Date of Award

Spring 2020

Document Type

Dissertation

Degree Name

Doctor of Business Administration (DBA)

First Advisor

Dr. Scott Wysong

Second Advisor

Dr. Sri Beldona

Third Advisor

Dr. Blake Frank

Abstract

Breast milk has been well established as superior to formula for infants. However, while exclusive breastfeeding initiation rates of 83.2% are relatively high in the U.S. (CDC, 2018), breastfeeding rates drop off considerably after three months, with an average rate of 46.9%, and only 24.9% at six months (CDC, 2018). To improve these rates, federal and state governments have passed laws to promote breastfeeding, educate parents, and protect mothers’ rights while breastfeeding. However, new mothers do not appear be aware of the rights that have been granted by these new laws.
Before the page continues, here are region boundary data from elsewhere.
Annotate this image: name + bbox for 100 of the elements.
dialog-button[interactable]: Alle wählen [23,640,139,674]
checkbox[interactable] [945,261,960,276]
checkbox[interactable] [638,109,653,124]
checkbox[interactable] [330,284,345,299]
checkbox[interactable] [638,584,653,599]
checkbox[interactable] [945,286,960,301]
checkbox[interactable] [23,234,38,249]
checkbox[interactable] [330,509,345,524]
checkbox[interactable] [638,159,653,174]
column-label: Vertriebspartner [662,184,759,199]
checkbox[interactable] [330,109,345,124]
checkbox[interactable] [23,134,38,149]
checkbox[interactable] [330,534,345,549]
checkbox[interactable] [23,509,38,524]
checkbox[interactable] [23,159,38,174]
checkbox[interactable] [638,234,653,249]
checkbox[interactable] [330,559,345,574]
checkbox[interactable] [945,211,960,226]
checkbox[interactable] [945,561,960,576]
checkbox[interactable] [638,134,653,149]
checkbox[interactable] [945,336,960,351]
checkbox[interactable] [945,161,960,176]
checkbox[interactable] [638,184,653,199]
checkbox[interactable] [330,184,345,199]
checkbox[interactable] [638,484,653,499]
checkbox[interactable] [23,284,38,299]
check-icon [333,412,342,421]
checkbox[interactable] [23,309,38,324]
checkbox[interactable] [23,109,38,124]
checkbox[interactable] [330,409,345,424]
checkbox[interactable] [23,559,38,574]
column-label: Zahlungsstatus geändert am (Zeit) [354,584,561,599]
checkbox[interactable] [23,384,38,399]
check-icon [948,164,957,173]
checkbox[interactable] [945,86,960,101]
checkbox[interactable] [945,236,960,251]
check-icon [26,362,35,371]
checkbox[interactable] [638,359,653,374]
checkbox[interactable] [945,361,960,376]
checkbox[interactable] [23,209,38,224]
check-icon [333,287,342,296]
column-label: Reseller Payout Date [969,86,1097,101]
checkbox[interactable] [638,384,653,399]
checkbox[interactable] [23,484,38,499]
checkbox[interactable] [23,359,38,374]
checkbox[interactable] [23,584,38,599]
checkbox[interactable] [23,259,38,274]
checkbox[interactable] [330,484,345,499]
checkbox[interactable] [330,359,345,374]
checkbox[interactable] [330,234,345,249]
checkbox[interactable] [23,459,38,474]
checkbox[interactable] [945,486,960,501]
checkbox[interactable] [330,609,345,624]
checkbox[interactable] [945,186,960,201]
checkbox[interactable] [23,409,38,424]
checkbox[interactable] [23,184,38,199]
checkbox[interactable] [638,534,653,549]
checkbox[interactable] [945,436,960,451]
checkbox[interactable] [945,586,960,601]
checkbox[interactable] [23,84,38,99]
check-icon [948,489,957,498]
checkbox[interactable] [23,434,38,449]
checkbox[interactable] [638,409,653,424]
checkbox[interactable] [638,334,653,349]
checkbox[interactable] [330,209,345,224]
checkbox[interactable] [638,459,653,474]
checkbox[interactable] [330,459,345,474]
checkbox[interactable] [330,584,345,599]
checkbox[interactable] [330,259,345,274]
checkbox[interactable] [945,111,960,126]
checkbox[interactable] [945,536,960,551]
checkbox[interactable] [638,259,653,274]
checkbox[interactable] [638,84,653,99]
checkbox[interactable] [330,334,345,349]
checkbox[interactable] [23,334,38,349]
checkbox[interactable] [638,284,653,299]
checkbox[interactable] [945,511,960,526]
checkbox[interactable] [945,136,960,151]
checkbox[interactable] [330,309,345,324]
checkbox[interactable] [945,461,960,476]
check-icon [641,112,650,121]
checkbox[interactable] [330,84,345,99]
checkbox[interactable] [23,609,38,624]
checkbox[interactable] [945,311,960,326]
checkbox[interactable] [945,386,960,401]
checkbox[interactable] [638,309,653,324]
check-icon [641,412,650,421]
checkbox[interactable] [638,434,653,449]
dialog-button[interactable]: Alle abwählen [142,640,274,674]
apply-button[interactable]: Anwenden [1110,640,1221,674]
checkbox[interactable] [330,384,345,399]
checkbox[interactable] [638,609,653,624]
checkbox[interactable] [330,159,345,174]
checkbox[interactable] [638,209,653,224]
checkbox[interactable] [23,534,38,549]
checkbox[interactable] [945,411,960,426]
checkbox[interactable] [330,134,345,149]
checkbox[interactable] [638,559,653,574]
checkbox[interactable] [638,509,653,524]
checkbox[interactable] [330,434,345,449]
This study was designed as a field study to examine whether mothers’ level of awareness of the breastfeeding centric laws and of their rights thereunder are an additional factor in breastfeeding rates. The study used a cross-sectional descriptive survey, collecting data from 118 mothers from six states with high, median, and low breastfeeding duration rates as reported by the CDC. The results indicate that age, household income, education, and employment status do influence breastfeeding duration. There is no statistically significant indication that race, age, household income, education, state of residence, fathers’ feeding preferences, number of children, or employment status influence mothers’ awareness of breastfeeding laws. There is also no statistically significant evidence that mothers’ awareness of breastfeeding legislation influences breastfeeding duration rates.